Minggu, 06 September 2015


Langkah Penentu
by: Nyimas Anabella K.

          Sudah pukul 8 malam ucapku dalam hati, perlahan ku lirik ke arah tangga tanpa terkejut menyadari bahwa cahaya remang-remang masih menyinari, terlihat olehku bayang-bayang seseorang sesaat kemudian cahaya itu padam.

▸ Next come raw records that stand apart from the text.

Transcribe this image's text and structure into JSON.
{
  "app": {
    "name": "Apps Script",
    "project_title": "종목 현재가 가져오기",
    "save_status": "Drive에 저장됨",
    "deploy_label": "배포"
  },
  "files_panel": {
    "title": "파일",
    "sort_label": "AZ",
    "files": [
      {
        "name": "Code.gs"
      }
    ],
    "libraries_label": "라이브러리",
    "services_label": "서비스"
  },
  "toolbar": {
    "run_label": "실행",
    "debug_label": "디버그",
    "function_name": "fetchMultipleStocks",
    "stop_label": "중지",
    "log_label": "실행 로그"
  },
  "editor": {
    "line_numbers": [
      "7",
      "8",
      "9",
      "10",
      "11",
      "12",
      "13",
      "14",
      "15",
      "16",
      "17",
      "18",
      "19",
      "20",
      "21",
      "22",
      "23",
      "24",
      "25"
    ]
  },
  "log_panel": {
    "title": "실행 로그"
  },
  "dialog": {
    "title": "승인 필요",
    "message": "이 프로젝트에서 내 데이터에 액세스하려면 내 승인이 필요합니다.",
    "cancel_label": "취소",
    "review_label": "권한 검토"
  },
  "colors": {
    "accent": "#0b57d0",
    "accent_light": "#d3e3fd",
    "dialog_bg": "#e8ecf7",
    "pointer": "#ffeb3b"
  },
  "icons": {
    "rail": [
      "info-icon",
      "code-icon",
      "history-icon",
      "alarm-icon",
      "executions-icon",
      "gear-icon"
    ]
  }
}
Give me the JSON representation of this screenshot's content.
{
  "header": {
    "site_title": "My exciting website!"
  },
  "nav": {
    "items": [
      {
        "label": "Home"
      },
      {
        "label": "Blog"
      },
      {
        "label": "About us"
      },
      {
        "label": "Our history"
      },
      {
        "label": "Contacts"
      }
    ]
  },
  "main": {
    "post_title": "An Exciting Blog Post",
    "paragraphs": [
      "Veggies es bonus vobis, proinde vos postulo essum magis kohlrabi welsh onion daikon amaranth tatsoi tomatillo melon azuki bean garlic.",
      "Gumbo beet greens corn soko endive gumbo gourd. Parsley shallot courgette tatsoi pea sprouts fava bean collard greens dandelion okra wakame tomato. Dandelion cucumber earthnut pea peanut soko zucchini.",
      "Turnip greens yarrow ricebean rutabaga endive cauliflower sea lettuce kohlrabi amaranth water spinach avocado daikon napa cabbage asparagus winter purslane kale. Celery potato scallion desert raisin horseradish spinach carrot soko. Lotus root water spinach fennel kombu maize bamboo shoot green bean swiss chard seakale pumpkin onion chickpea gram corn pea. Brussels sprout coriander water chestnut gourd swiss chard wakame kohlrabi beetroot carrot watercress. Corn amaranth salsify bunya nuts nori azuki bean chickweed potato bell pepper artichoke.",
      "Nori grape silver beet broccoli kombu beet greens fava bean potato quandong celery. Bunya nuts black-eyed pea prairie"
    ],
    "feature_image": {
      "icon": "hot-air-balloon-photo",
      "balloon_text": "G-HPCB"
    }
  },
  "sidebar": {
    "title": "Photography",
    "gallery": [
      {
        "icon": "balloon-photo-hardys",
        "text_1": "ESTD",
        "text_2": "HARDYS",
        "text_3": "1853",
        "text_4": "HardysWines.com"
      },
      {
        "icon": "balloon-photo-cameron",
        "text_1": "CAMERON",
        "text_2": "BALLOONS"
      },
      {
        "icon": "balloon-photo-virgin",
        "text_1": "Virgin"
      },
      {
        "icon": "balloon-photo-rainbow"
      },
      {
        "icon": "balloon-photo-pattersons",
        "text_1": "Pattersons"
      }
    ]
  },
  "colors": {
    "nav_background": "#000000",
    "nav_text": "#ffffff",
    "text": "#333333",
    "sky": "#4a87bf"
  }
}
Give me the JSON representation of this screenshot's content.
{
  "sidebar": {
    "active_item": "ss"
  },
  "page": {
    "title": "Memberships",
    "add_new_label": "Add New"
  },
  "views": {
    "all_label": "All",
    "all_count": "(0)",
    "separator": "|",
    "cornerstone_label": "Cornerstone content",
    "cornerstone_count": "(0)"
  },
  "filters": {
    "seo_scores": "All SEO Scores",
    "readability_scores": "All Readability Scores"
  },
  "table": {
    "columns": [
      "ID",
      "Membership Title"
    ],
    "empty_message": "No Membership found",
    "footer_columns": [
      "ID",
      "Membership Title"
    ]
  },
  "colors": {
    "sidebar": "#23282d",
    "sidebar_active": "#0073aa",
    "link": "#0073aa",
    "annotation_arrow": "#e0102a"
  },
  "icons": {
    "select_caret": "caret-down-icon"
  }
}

          “Jadi bagaimana menurutmu?” Kata suara yang tak sabaran dari sebelah kananku yang membuatku terlepas dari lamunanku, aku baru ingat aku berada di rumah sahabatku, sahabatku itu sedang sibuk membalik halaman bukunya, “Kau tahu hanya orang bodoh yang berpikir dirinya lebih tinggi dari orang lain, ataupun merasa dia lebih pintar dari orang yang dia kira bodoh,” Tambahnya lalu dia menutup bukunya menimbulkan sedikit bunyi lalu menaruhnya di atas tumpukan buku lainnya, sekarang perhatiannya tertuju ke arahku seakan meminta balasan cepat dariku.
          “Dan darimana kau dapat kata-kata itu?” Kataku singkat dengan senyum berusaha menjawab tatapan itu.
          “Well, dengan bangga aku mengatakannya atas penilaianku dari orang-orang yang telah aku temui,” Jawabnya percaya diri sambil menaikkan sebelah alisnya, memang ada rasa percaya diri dalam nada suaranya, “Anehnya ketika aku mengatakannya terhadap orang yang bersangkutan dia tidak kelihatan senang,” Katanya sambil mengangkat bahunya dan memiringkan sedikit kepalanya ke kanan membiarkan kacamatanya bergeser sedikit.
          “Yah, aku tak bisa bilang kau salah sih, tapi cobalah simpan setian kritikanmu untuk dirimu sendiri,” Ucapku tanpa melihat ke arahnya, perhatianku masih tertuju ke arah tangga, aku cukup mengenal sahabatku untuk tahu ekspresi wajah apa yang sedang dia buat.
          “Aha!” Serunya tanpa niat, “Rupanya sobatku sudah bosan, kita bisa mulai bermain kalau kau mau,” katanya riang aku mulai bertanya-tanya siapa yang bosan sebenarnya.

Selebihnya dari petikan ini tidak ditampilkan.